Kepala Balai Konservasi Sumber Daya Alam (BKSDA) Aceh, Agus Arianto mengatakan, kematian Gajah Sumatera di perkebunan sawit di Aceh Timur, tepatnya di area PT Atakana, Desa Seumanah Jaya, Kecamatan Rantau Peureulak itu, baru diketahui pada 20 November 2019 lalu. Itupun diketahui berdasarkan laporan dari pekerja kebun PT Atakana yang disampaikan kepada tim petugas BKSDA Aceh yang kala itu sedang melakukan penggiringan gajah liar di sekitar area desa.

“Tim petugas BKSDA Aceh yang terdiri dari Resor KSDA Langsa dan CRU Serbajadi beserta aparat TNI dan pihak perusahaan langsung menindaklanjuti laporan tersebut dengan melakukan pengecekan ke lokasi kejadian. Berdasarkan pengecekan yang dilakukan oleh tim petugas, benar ditemukan adanya bangkai gajah sumatera yang telah mati dengan jenis kelamin betina dan berat badan kurang lebih 3 ton,” kata Agus Arianto.

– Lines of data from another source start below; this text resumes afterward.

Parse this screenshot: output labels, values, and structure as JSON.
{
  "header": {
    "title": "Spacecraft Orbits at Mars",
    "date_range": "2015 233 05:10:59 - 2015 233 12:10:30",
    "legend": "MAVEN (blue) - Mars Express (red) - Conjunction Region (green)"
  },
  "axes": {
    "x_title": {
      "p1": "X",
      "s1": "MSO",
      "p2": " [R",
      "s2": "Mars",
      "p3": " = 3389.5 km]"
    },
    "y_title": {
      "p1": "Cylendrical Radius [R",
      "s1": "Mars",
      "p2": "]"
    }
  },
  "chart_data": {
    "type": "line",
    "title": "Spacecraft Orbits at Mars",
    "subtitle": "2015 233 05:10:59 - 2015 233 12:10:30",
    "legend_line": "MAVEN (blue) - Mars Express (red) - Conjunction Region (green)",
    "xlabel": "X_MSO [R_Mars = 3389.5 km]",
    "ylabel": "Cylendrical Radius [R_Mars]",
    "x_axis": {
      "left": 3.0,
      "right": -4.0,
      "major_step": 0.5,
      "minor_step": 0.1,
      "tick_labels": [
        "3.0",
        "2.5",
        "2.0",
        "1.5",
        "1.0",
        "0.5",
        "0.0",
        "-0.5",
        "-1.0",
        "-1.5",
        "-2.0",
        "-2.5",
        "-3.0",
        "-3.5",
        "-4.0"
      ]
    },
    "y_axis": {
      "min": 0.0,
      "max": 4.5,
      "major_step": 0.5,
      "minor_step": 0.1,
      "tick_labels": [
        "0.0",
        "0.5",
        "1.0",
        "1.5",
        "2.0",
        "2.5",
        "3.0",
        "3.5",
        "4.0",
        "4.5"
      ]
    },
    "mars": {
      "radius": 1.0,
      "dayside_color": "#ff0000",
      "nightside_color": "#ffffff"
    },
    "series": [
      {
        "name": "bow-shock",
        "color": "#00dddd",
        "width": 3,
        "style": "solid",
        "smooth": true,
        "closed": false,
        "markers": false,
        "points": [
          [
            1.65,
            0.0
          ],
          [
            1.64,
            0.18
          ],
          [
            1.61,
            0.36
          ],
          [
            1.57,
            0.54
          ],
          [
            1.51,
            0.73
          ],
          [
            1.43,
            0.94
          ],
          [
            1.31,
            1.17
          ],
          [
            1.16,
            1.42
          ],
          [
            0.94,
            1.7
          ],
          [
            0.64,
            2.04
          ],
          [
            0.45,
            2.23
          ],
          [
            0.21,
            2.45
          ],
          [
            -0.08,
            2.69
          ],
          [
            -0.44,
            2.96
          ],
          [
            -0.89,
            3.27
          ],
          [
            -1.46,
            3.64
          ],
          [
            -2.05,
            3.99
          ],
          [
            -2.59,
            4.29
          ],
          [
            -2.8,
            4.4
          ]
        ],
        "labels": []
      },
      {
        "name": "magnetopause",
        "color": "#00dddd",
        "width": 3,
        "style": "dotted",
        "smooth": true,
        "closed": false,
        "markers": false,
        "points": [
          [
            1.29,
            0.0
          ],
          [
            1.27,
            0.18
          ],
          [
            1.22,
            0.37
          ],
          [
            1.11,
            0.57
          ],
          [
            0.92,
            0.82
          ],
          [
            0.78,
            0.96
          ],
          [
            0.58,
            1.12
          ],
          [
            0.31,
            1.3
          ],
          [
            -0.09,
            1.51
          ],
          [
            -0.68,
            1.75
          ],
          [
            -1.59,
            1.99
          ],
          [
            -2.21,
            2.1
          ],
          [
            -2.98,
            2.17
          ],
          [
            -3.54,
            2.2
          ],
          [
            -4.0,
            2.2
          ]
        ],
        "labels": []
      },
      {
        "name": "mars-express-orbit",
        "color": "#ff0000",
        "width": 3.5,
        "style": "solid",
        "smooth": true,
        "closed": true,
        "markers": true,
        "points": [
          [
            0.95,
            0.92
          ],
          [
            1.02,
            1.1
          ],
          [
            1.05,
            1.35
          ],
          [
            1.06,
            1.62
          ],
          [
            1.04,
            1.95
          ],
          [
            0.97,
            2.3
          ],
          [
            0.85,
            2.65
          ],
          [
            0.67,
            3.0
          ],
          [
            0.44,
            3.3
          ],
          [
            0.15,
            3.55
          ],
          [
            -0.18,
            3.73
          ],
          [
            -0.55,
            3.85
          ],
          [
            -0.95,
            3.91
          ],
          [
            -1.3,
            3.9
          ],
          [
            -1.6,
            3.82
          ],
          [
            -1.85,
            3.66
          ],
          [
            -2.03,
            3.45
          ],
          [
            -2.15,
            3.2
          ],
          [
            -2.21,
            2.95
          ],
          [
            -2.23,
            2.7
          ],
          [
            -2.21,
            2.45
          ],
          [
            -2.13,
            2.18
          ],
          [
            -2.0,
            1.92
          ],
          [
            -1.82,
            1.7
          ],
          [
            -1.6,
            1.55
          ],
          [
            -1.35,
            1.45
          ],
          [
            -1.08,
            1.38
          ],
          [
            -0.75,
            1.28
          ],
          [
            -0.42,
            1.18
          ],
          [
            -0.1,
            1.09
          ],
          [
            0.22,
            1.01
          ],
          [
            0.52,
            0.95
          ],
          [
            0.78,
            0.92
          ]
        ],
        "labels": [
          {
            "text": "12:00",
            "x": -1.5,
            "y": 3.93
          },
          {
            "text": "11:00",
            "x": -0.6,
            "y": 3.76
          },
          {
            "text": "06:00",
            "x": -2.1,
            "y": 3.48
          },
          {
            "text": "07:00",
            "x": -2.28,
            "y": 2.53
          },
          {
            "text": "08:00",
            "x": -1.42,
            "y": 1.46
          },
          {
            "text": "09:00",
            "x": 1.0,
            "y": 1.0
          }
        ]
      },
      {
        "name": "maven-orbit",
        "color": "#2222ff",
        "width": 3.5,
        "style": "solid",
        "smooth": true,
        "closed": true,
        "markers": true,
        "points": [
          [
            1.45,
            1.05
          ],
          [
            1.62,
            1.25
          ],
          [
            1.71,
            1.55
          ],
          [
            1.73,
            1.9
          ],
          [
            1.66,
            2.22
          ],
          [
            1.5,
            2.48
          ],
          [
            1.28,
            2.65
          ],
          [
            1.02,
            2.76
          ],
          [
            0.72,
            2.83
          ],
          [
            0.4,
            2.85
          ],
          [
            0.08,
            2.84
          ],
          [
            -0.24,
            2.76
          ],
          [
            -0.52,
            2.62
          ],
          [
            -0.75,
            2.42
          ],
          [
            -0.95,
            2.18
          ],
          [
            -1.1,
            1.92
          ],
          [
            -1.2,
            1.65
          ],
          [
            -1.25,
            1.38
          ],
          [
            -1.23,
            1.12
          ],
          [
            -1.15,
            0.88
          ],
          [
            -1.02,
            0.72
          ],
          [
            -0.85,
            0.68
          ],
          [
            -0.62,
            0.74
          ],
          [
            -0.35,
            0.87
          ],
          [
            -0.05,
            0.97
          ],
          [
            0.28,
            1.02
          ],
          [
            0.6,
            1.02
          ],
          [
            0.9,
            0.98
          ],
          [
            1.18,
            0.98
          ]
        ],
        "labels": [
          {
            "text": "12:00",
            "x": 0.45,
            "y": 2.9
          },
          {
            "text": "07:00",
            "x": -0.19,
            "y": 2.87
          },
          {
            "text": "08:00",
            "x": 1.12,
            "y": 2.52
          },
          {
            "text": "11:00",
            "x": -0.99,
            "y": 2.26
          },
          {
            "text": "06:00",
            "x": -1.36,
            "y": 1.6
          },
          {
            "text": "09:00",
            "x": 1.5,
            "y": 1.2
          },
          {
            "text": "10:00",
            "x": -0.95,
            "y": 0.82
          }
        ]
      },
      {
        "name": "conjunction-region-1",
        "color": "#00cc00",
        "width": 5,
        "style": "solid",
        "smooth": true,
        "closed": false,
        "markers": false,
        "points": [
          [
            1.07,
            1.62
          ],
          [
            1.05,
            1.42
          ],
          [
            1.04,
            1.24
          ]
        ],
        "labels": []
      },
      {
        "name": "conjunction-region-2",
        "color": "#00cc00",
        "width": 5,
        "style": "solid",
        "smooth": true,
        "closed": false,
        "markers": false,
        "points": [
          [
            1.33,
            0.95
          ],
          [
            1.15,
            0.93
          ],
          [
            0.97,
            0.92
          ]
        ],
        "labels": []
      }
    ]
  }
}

Atas temuan gajah mati di areal PT Atamana tersebut, dirinya meminta tim petugas untuk melakukan koordinasi dengan pihak kepolisian setempat agar dilakukan pengamanan Tempat Kejadian Perkara (TKP) dan meminta tim untuk mengumpulkan informasi dari masyarakat sekitar. Selain itu dirinya juga mengirim tim medis Balai KSDA Aceh ke TKP untuk melakukan tindakan bedah bangkai (nekropsi).

“Pada hari Kamis tanggal 21 November 2019, tim medis Balai KSDA Aceh telah melakukan tindakan nekropsi dan mengambil beberapa sampel dari bangkai Gajah Sumatera tersebut untuk dikirim ke Puslabfor Polri. Tim medis memperkirakan umur kematian Gajah Sumatera ini yaitu kurang lebih 8-10 hari yang lalu dengan estimasi umur sekitar 25 tahun.”

“Sempitnya habitat gajah di Provinsi Aceh juga menjadi penyebab utama pemicu konflik gajah dengan manusia.”

BKSDA Aceh mengharapkan dukungan serta peran dari berbagai pihak dalam penanggulangan permasalahan konflik gajah dengan manusia di Provinsi Aceh .

“Balai Konservasi Daya Alam Aceh memberikan apresiasi yang tinggi terhadap keterlibatan pihak Kepolisian Resor Aceh Timur, Kepolisian Sektor Rantau Peureulak, FKL, dan pihak lainnya yang ikut membantu dalam melakukan pengamanan dan olah TKP hingga proses bedah bangkai atau nekropsi dapat terlaksana dengan lancar,“ kata Agus Arianto.